Trying to respect the local community, we camped in an inconspicuous spot below the high tide line.
The mountains still seemed just out of reach, and I continued my unrealistic fantasy of skiing stable, high quality snow on arctic peaks that probably almost never have those conditions.
On Monday we shook the sand out of our tents and walked towards Kaktovic. We explored the library and photography at Waldos before treating ourselves to burgers and coffee.

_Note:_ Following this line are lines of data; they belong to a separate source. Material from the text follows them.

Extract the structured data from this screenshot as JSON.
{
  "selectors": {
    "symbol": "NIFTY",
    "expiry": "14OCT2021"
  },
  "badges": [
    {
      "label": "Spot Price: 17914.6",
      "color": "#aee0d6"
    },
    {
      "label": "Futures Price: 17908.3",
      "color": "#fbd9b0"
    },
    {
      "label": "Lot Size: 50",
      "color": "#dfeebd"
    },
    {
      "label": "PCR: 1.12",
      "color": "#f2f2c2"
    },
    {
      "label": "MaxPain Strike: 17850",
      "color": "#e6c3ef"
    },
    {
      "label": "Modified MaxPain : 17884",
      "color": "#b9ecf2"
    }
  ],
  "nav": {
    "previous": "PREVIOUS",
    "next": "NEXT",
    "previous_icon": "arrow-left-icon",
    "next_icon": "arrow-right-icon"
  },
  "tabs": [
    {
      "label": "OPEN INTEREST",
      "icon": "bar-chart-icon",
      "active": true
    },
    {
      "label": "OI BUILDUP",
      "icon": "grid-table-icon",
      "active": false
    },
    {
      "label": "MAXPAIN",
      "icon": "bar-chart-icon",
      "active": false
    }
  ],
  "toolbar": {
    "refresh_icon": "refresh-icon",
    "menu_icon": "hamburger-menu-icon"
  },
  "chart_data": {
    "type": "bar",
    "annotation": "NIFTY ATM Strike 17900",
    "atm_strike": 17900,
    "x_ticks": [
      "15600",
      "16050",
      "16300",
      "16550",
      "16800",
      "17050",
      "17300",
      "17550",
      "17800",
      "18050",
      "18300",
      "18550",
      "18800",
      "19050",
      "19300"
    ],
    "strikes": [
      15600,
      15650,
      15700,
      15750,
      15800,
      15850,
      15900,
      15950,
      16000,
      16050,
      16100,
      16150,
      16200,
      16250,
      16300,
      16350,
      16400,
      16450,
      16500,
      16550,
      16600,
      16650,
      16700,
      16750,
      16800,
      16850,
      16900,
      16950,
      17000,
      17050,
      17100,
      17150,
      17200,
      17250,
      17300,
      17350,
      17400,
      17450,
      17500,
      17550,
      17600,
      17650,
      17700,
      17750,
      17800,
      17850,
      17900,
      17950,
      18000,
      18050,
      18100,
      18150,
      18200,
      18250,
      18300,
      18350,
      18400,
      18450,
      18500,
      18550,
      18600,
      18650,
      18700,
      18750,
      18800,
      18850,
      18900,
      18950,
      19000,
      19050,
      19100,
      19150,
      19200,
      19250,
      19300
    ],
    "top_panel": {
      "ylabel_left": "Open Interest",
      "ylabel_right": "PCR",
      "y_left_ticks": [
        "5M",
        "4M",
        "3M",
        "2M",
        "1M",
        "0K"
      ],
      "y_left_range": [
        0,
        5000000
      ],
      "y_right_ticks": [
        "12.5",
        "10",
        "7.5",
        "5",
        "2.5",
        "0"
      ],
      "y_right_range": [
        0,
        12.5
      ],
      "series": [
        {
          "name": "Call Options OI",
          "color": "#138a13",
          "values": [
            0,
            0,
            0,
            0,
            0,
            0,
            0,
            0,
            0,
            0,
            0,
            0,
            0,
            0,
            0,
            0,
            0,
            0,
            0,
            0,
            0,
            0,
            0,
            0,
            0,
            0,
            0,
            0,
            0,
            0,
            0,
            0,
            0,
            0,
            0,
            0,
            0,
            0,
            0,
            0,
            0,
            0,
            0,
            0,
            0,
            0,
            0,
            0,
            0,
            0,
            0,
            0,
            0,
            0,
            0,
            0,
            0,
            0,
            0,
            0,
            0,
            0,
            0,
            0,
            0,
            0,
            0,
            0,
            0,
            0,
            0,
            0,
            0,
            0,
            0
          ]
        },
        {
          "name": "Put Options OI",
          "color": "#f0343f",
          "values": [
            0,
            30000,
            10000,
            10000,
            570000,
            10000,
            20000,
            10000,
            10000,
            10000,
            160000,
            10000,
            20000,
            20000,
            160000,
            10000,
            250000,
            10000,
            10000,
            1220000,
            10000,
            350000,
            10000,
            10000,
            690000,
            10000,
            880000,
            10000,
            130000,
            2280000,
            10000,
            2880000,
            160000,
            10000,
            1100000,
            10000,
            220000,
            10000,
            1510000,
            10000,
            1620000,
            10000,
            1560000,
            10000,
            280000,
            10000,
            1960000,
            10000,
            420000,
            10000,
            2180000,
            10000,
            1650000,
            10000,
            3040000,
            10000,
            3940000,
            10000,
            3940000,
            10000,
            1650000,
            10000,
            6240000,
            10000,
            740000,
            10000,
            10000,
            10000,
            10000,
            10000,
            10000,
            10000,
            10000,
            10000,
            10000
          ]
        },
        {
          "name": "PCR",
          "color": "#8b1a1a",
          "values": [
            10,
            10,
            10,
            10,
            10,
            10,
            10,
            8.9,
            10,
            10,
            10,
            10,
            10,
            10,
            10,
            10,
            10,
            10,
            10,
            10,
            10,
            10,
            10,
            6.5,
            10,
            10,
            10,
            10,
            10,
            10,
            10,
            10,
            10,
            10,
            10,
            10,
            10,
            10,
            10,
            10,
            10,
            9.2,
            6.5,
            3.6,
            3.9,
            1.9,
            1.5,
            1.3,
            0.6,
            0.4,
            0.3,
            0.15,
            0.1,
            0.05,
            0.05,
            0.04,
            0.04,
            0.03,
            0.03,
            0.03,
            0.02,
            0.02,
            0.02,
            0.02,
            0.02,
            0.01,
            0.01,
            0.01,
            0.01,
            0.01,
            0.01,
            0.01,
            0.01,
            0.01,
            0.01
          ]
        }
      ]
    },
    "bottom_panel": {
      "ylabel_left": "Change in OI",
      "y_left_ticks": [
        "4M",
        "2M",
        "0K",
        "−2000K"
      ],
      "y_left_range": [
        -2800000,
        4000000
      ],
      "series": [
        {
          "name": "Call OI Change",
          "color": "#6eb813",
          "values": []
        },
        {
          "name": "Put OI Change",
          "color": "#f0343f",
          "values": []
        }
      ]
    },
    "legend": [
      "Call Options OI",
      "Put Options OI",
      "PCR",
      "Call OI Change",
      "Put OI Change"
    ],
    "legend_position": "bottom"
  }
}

The owner Marty and everyone we met at Waldos was friendly and welcoming; we felt that the price we paid for a warm lunch was a bargain for any wind-swept traveler on Jakku, Nal Hutta, or Tatooine. With souls full of new memories and Folgers, we strolled to the airport for the flight back from the Outer Rim Territories.
Thanks to Ken Hill, Matt Rafferty, Becky King, Tony Perelli, Mary Krusen, Will Koeppen and everyone else whose advice, experiences, and memories helped to make this trip a reality.
Fantastic trip, I love you stitched together so many rivers on your way to the coast. I'm still pondering the sentence "...and unfortunately DocuSign..." huh!?